Cheesy Potato Gnocchi and Hot Italian Sausage Bake

Cheesy Potato Gnocchi and Hot Italian Sausage Bake
Serving Size:  4-6


14 oz. Pappardelle’s Potato Gnocchi or Pappardelle's Gluten-Free Vegan Potato Gnocchi
1/3 cup Pappardelle's Traditional Basil Pesto or Pappardelle's Plant-Based Kale Basil Pesto
1 lb. Polidori Hot Italian Sausage, removed from casing
4 tablespoons butter
4 tablespoons flour
3 cups milk
A large pinch of garlic powder
5 oz. roasted tomatoes
2/3 cup Parmesan cheese
1-1/2 cup mozzarella cheese
Salt & pepper, to taste


  1. Preheat oven to 350º F. Bring a large pot of water to a gentle boil. Add frozen gnocchi to boiling water, stirring occasionally. Cook for 2-3 mins., or until gnocchi floats. Remove from water with a slotted spoon and set aside.
  2. While water is warming up, heat a non-stick sauté pan over medium heat. Add sausage to pan and using a spatula, break sausage into crumbles. Cook for about 5 mins. or until cooked through and crispy. Remove from pan and set aside.
  3. Place a large heavy-bottomed pot over medium heat. Add butter and let melt. Stir in the flour and cook, stirring occasionally, for about 2 mins., or until paste bubbles and no longer smells like flour. Add milk, continuing to stir. Bring to a gentle boil.
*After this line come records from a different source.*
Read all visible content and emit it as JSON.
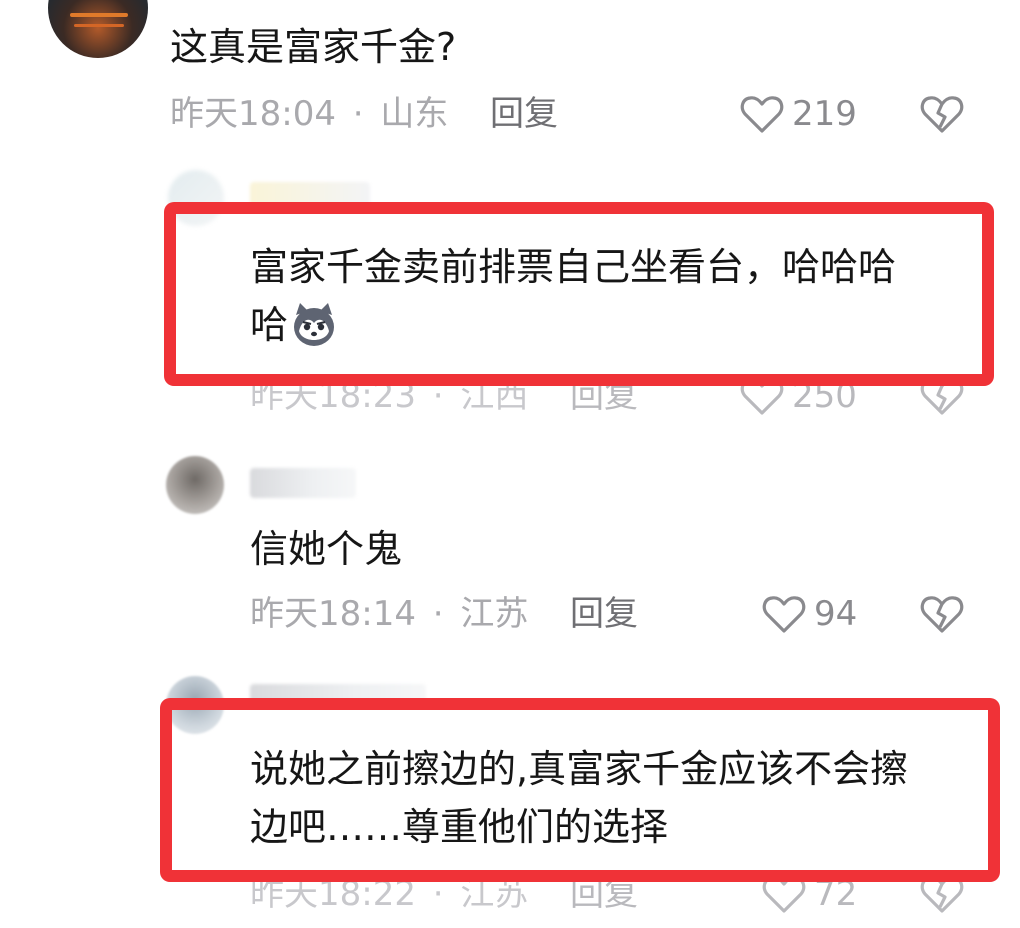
{
  "comments": [
    {
      "text": "这真是富家千金?",
      "time": "昨天18:04",
      "sep": "·",
      "location": "山东",
      "reply": "回复",
      "likes": "219"
    },
    {
      "text_line1": "富家千金卖前排票自己坐看台，哈哈哈",
      "text_line2": "哈",
      "time": "昨天18:23",
      "sep": "·",
      "location": "江西",
      "reply": "回复",
      "likes": "250"
    },
    {
      "text": "信她个鬼",
      "time": "昨天18:14",
      "sep": "·",
      "location": "江苏",
      "reply": "回复",
      "likes": "94"
    },
    {
      "text_line1": "说她之前擦边的,真富家千金应该不会擦",
      "text_line2": "边吧……尊重他们的选择",
      "time": "昨天18:22",
      "sep": "·",
      "location": "江苏",
      "reply": "回复",
      "likes": "72"
    }
  ],
  "icons": {
    "like": "heart-outline-icon",
    "dislike": "broken-heart-icon",
    "emoji": "husky-dog-emoji"
  },
  "colors": {
    "highlight_border": "#f03237",
    "meta_text": "#a9a9ad",
    "icon_gray": "#8a8a8e"
  }
}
Lower heat to medium-low and stir until béchamel is thick enough to coat the back of a wooden spoon. Season with garlic powder and salt & pepper. Remove from heat.
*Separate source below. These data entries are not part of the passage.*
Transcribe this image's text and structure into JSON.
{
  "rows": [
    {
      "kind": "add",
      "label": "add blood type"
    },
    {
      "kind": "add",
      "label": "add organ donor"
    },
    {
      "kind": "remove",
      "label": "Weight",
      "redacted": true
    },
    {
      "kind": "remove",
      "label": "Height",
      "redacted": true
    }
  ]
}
  4. Combine cooked gnocchi, sausage and béchamel in a large bowl. Add kale pesto, roasted tomatoes, Parmesan, and 1 cup mozzarella. Stir until combined.
  5. Transfer gnocchi mixture to an oven safe dish or skillet. Cover with foil and bake for 20 mins. After 20 mins., uncover and sprinkle remaining 1/2 cup of mozzarella on top. Bake for another 10-15 mins., or until cheese is melted and dish is bubbly. Let sit for 5 mins. before serving. Enjoy!